In manchen KV-Regionen geht jetzt schon, was das neue Vertragsarztrecht bundesweit ermöglichen soll. So hat in Westfalen im April 2006 eine überörtliche Gemeinschaftspraxis von Augenärzten die Arbeit aufgenommen. Die bereits seit Mitte der Siebziger Jahre bestehende Augenpraxis Ahaus hat ein zweites Standbein im 15 Kilometer entfernten Gronau erhalten. Das geschah eher zufällig. Auf der Suche nach einem freien Arztsitz für einen neuen Kollegen in der Gemeinschaftspraxis wurden die Ahauser Ärzte in Gronau fündig. Nun arbeiten 65 Mitarbeiter in Ahaus und acht weitere in Gronau.

„Die KV war sehr kooperativ“, sagt die geschäftsführende Gesellschafterin der Gemeinschaftspraxis Dr. Stefanie Schmickler. Für die ersten neun Monate überörtlicher Tätigkeit zieht sie eine positive Gesamtbilanz, auch wenn die Überörtlichkeit anfangs mit erhöhtem Verwaltungsaufwand einherging. Voruntersuchungen für die in Ahaus angegliederte Augenklinik können nun auch in Gronau gemacht werden. Das spart den Patienten Wege. „Die Patienten nehmen das positiv auf. Wir gewinnen für beide Orte neue Patienten“, so Schmickler. Auch die Kollegen im Umland des neuen Praxisortes haben nicht wie zunächst befürchtet mit Anfeindungen reagiert. Sie zeigen im Gegenteil Interesse an einer Zusammenarbeit. „Das ist jetzt durch das neue Vertragsarztrecht vorstellbar“, so die Ophthalmologin.

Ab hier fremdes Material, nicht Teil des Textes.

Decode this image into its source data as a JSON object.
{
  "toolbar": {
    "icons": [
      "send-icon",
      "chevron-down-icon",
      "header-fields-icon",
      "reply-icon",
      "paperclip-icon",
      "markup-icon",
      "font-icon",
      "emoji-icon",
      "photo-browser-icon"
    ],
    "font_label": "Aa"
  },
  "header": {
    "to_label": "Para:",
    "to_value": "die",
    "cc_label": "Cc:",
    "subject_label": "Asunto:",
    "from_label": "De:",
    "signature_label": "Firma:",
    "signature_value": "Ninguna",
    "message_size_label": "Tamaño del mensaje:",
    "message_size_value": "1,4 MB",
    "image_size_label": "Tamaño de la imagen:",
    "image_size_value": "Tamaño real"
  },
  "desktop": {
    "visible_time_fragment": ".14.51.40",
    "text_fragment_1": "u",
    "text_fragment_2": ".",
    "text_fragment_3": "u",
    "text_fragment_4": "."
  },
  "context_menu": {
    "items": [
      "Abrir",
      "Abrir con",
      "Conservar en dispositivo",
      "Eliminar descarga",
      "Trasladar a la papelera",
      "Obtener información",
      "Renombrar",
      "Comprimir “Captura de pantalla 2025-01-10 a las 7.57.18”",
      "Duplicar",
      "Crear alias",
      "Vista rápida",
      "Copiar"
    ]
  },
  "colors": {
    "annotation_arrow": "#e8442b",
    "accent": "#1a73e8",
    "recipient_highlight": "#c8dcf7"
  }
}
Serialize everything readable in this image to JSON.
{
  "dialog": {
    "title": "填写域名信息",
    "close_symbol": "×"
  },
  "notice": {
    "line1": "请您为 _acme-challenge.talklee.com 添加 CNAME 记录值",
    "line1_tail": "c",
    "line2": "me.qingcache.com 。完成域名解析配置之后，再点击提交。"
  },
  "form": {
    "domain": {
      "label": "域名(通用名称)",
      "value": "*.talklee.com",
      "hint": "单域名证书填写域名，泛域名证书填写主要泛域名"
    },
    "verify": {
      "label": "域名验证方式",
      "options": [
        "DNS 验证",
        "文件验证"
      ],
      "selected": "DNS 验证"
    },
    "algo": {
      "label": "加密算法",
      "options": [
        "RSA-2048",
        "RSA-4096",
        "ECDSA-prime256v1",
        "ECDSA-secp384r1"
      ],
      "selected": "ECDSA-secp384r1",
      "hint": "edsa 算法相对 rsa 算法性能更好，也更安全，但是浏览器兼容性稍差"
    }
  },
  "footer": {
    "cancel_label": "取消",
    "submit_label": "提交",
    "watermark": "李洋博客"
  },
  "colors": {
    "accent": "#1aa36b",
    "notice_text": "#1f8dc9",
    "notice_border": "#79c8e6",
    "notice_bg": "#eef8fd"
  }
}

Neben der Gewinnung neuer Patienten und Kooperationspartner sieht Schmickler weitere Vorteile der zwei Standorte vor allem durch mehr Flexibilität. So kann Personal bei Bedarf kurzzeitig zwischen den Praxisstandorten wechseln. Die Helferinnen-Azubis kommen an beiden Orten zum Einsatz. Eine Schwangerschaftsvertretung und kurzfristige Krankheitsvertretungen stellen kein Problem mehr dar. Ähnlich verhält es sich mit den Geräten. Als in Gronau kürzlich ein YAG-Lasergerät kaputt ging, konnte die Praxis ohne Neuanschaffungskosten auf ein Zweitgerät in Ahaus zurückgreifen, das dort wegen nachlassender YAG-Laser-Raten immer seltener genutzt wurde.

Doch nicht alle neuen Kooperationsmöglichkeiten bergen für jeden neue Chancen. Die Gemeinschaftspraxis Ahaus hat die Pläne, sich in ein Medizinisches Versorgungszentrum umzugestalten, wieder aufgegeben. Sie sieht auch davon ab, die beiden freiberuflichen Anästhesisten, mit denen sie bei ambulanten Operationen kooperiert, künftig anzustellen. „Beides kommt nicht in Frage, weil es jetzt harmonisch läuft“, sagt Schmickler. Veränderungen müssen ihrer Meinung nach Verbesserungen bringen. Unter diesem Aspekt sollte jeder Augenarzt die neuen Möglichkeiten des Vertragsarztrechts prüfen.